Liver transplants in India vs World (2009 and 2018)

All have shown increasing numbers except for Japan and what is noteworthy in that is India has probably shown the largest proportional increase of 4.3 times in total with an encouraging rise in the number of deceased donor transplants.

1.8 Concerns

But there are concerns. All the transplant programmes rely mainly on living donors and although deceased donation is increasing in the South and West in the central states, it remains poor in the North and East. This is because of a lack of awareness of the concept of brain death and the benefits of organ transplantation but also perhaps due to an absence of altruism in these areas. Public hospitals have not managed to mount regular programmes and the private sector where profit generation is the main concern this has resulted in large kickbacks to referring physicians, there is immense pressure to increase numbers and many ‘marginal’ livers which would not be used abroad are transplanted. The system continues to be opaque in that the living donor complications and deaths remain unknown and the results of transplantation are enormously variable ranging from 90-day recipient mortality rates of between 5% and 100%. There is a major gender gap with organ donors being predominantly female and the recipients male. In Tamil Nadu the proportion of females receiving kidney grafts is 23% and livers is 7%. The organ trade continues but it is small and clandestine.

1.9 Recommendations

The first priority should be to improve cadaver donation by strictly enforcing the law especially the 2011 amendments which delinked transplant hospitals from those from which organs could be harvested, enforce mandatory brain death declaration and required request, ensure a transparent and fair organ distribution system and even consider incentives to donor families like free lifetime railway passes. There should be many more centres in the public sector which would lower the cost of the procedure and perhaps improve the gender imbalance.
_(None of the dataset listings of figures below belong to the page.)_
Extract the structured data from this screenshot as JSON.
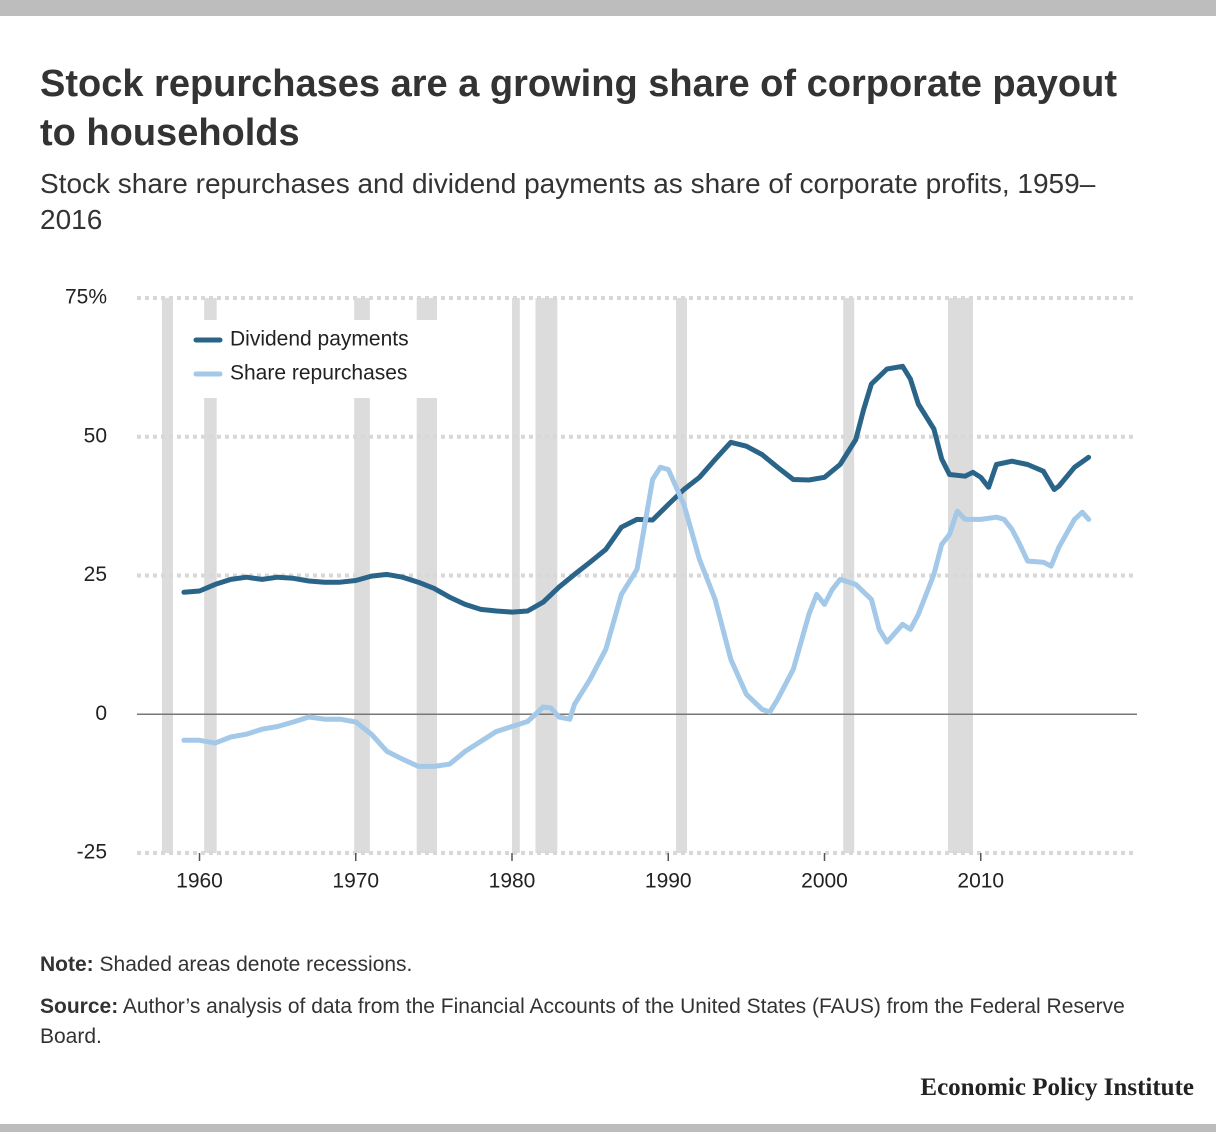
{
  "chart_data": {
    "type": "line",
    "title": "Stock repurchases are a growing share of corporate payout to households",
    "subtitle": "Stock share repurchases and dividend payments as share of corporate profits, 1959–2016",
    "note_label": "Note:",
    "note": "Shaded areas denote recessions.",
    "source_label": "Source:",
    "source": "Author’s analysis of data from the Financial Accounts of the United States (FAUS) from the Federal Reserve Board.",
    "brand": "Economic Policy Institute",
    "xlim": [
      1956,
      2020
    ],
    "xticks": [
      1960,
      1970,
      1980,
      1990,
      2000,
      2010
    ],
    "ylim": [
      -25,
      75
    ],
    "yticks": [
      -25,
      0,
      25,
      50,
      {
        "value": 75,
        "label": "75%"
      }
    ],
    "grid": true,
    "legend": "top-left",
    "recession_color": "#dcdcdc",
    "recessions": [
      [
        1957.6,
        1958.3
      ],
      [
        1960.3,
        1961.1
      ],
      [
        1969.9,
        1970.9
      ],
      [
        1973.9,
        1975.2
      ],
      [
        1980.0,
        1980.5
      ],
      [
        1981.5,
        1982.9
      ],
      [
        1990.5,
        1991.2
      ],
      [
        2001.2,
        2001.9
      ],
      [
        2007.9,
        2009.5
      ]
    ],
    "series": [
      {
        "name": "Dividend payments",
        "color": "#2a6589",
        "x": [
          1959,
          1960,
          1961,
          1962,
          1963,
          1964,
          1965,
          1966,
          1967,
          1968,
          1969,
          1970,
          1971,
          1972,
          1973,
          1974,
          1975,
          1976,
          1977,
          1978,
          1979,
          1980,
          1981,
          1982,
          1983,
          1984,
          1985,
          1986,
          1987,
          1988,
          1989,
          1990,
          1991,
          1992,
          1993,
          1994,
          1995,
          1996,
          1997,
          1998,
          1999,
          2000,
          2001,
          2002,
          2002.5,
          2003,
          2004,
          2005,
          2005.5,
          2006,
          2007,
          2007.5,
          2008,
          2009,
          2009.5,
          2010,
          2010.5,
          2011,
          2012,
          2013,
          2014,
          2014.7,
          2015,
          2016,
          2016.9
        ],
        "values": [
          22.0,
          22.2,
          23.4,
          24.3,
          24.7,
          24.3,
          24.7,
          24.5,
          24.0,
          23.8,
          23.8,
          24.1,
          24.9,
          25.2,
          24.7,
          23.8,
          22.7,
          21.1,
          19.8,
          18.9,
          18.6,
          18.4,
          18.6,
          20.2,
          22.9,
          25.2,
          27.4,
          29.7,
          33.7,
          35.1,
          35.0,
          37.8,
          40.5,
          42.7,
          45.9,
          49.0,
          48.3,
          46.8,
          44.5,
          42.3,
          42.2,
          42.7,
          45.0,
          49.5,
          54.9,
          59.5,
          62.2,
          62.7,
          60.4,
          55.9,
          51.4,
          46.0,
          43.2,
          42.9,
          43.6,
          42.7,
          40.9,
          45.0,
          45.6,
          45.0,
          43.8,
          40.5,
          41.1,
          44.5,
          46.3
        ]
      },
      {
        "name": "Share repurchases",
        "color": "#a3c8e8",
        "x": [
          1959,
          1960,
          1961,
          1962,
          1963,
          1964,
          1965,
          1966,
          1967,
          1968,
          1969,
          1970,
          1971,
          1972,
          1973,
          1974,
          1975,
          1976,
          1977,
          1978,
          1979,
          1980,
          1981,
          1982,
          1982.5,
          1983,
          1983.7,
          1984,
          1985,
          1986,
          1987,
          1988,
          1989,
          1989.5,
          1990,
          1991,
          1992,
          1993,
          1994,
          1995,
          1996,
          1996.5,
          1997,
          1998,
          1999,
          1999.5,
          2000,
          2000.5,
          2001,
          2002,
          2003,
          2003.5,
          2004,
          2005,
          2005.5,
          2006,
          2007,
          2007.5,
          2008,
          2008.5,
          2009,
          2010,
          2011,
          2011.5,
          2012,
          2012.5,
          2013,
          2014,
          2014.5,
          2015,
          2016,
          2016.5,
          2016.9
        ],
        "values": [
          -4.7,
          -4.7,
          -5.2,
          -4.1,
          -3.6,
          -2.7,
          -2.2,
          -1.4,
          -0.5,
          -0.9,
          -0.9,
          -1.4,
          -3.6,
          -6.7,
          -8.1,
          -9.4,
          -9.4,
          -9.0,
          -6.7,
          -4.9,
          -3.1,
          -2.2,
          -1.3,
          1.3,
          1.1,
          -0.5,
          -0.9,
          1.8,
          6.3,
          11.7,
          21.6,
          26.1,
          42.3,
          44.5,
          44.1,
          37.8,
          27.9,
          20.7,
          9.9,
          3.6,
          0.9,
          0.4,
          2.7,
          8.1,
          18.0,
          21.6,
          19.8,
          22.5,
          24.3,
          23.4,
          20.7,
          15.3,
          13.0,
          16.2,
          15.3,
          18.0,
          25.2,
          30.6,
          32.4,
          36.6,
          35.1,
          35.1,
          35.5,
          35.1,
          33.3,
          30.6,
          27.6,
          27.4,
          26.7,
          30.1,
          35.1,
          36.4,
          35.1
        ]
      }
    ]
  }
}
The dormant Appropriate Authority should collect data on the indications and results of transplantation, help raise public awareness, and encourage the exchange of problems, results and expertise between the private and public sectors. It should also punish unethical practices.
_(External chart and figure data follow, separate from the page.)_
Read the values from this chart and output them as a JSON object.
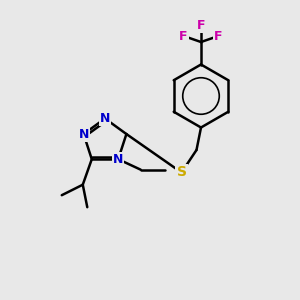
{
  "background_color": "#e8e8e8",
  "atom_colors": {
    "N": "#0000cc",
    "S": "#ccaa00",
    "F": "#cc00aa"
  },
  "bond_color": "#000000",
  "bond_width": 1.8,
  "figsize": [
    3.0,
    3.0
  ],
  "dpi": 100
}
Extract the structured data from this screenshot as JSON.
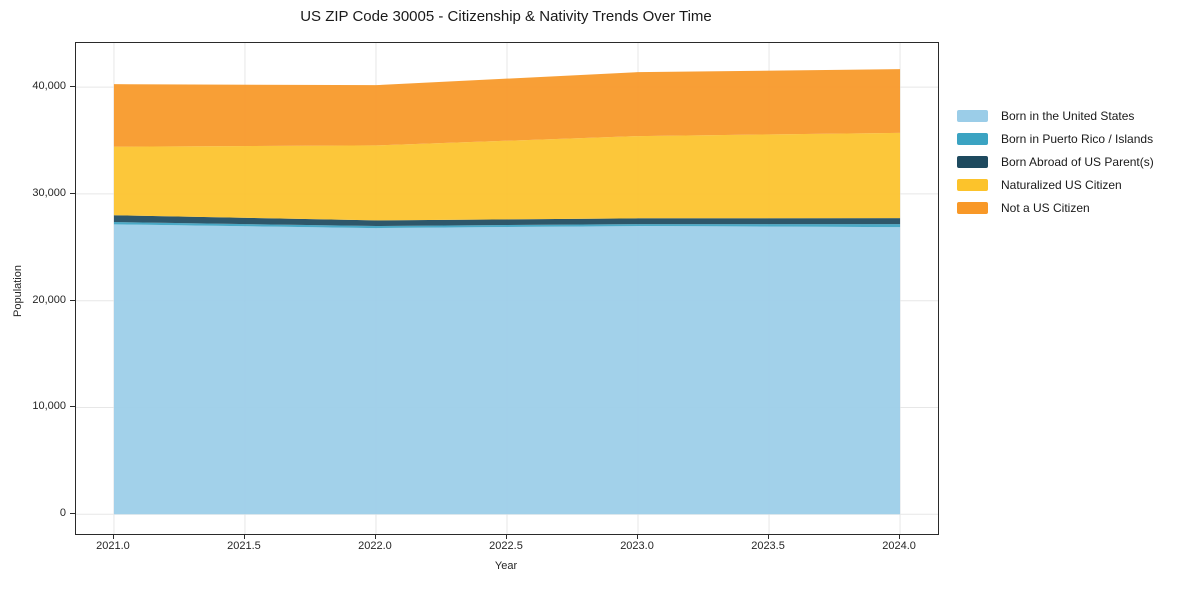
{
  "chart_data": {
    "type": "area",
    "stacked": true,
    "title": "US ZIP Code 30005 - Citizenship & Nativity Trends Over Time",
    "xlabel": "Year",
    "ylabel": "Population",
    "x": [
      2021,
      2022,
      2023,
      2024
    ],
    "series": [
      {
        "name": "Born in the United States",
        "color": "#9bcde8",
        "values": [
          27150,
          26800,
          26990,
          26890
        ]
      },
      {
        "name": "Born in Puerto Rico / Islands",
        "color": "#3ba3c2",
        "values": [
          215,
          190,
          185,
          280
        ]
      },
      {
        "name": "Born Abroad of US Parent(s)",
        "color": "#1e4a5f",
        "values": [
          640,
          530,
          540,
          560
        ]
      },
      {
        "name": "Naturalized US Citizen",
        "color": "#fcc32b",
        "values": [
          6420,
          7020,
          7700,
          7990
        ]
      },
      {
        "name": "Not a US Citizen",
        "color": "#f89827",
        "values": [
          5850,
          5640,
          5990,
          5960
        ]
      }
    ],
    "xticks": {
      "values": [
        2021.0,
        2021.5,
        2022.0,
        2022.5,
        2023.0,
        2023.5,
        2024.0
      ],
      "labels": [
        "2021.0",
        "2021.5",
        "2022.0",
        "2022.5",
        "2023.0",
        "2023.5",
        "2024.0"
      ]
    },
    "yticks": {
      "values": [
        0,
        10000,
        20000,
        30000,
        40000
      ],
      "labels": [
        "0",
        "10,000",
        "20,000",
        "30,000",
        "40,000"
      ]
    },
    "xlim": [
      2020.8552,
      2024.1448
    ],
    "ylim": [
      -1845,
      44130
    ],
    "grid": true,
    "grid_color": "#e7e7e7",
    "legend_position": "right of plot",
    "axis_color": "#2a2a2a"
  }
}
In spite of these problems the results have been gratifying as illustrated in Fig. 1.17.

Fig. 1.17
A set of two photos depicts a child with a large liver tumor before and after an operation.
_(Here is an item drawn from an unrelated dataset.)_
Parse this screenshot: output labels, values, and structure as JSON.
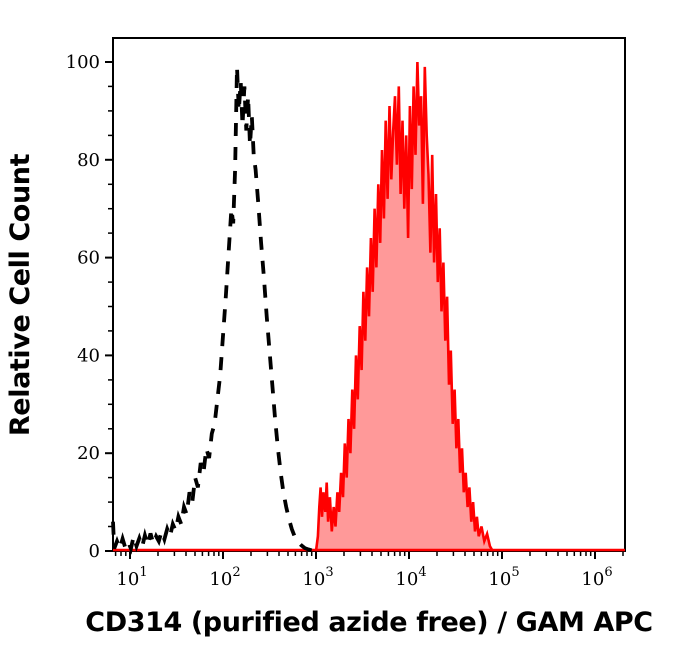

A three-and-a-half-year-old Nigerian girl with a large liver tumour before and after liver transplantation (now well 5 years later)

1.10 Conclusions

Liver transplantation has had a major impact on Indian health care. It has saved thousands of lives of middle-class Indians who could not afford to have the procedure done abroad, it has improved the quality of surgery, anaesthesia, haematology, nephrology, blood transfusion and pathology, the results of the best centres match the world’s best and although there are attendant problems these can be solved.

In fact liver transplantation has revolutionised Indian medicine.

Key Points

  1. 1.

    The Transplantation of Human Organs Act of India in 1994 recognised brain death and made the trade in human organs illegal.

  2. 2.

    This allowed liver transplants to be performed in this country.

  3. 3.

    After the first decade when few procedures were done the main impetus came in 2008 when the Tamil Nadu government orders made the declaration of brain death in hospitals mandatory and required doctors to ask relatives for organ donation.

  4. 4.

    There are now 135 centres registered to perform liver transplants in 2020.

  5. 5.

    Most transplants are done in the private sector and are from living related donors.

  6. 6.

    Deceased organ donation occurs in the Southern and Western states but in Delhi, where 54% of the total liver transplants in India are done, the majority are from living donors.

  7. 7.

    India’s total liver transplant numbers rank only after the USA, China and Korea.

  8. 8.

    Unfortunately the results regarding indications and operative mortality are opaque and there needs to be closer regulation of the activity throughout the country.

  9. 9.

    Liver transplantation has enhanced the quality and reputation of Indian health care.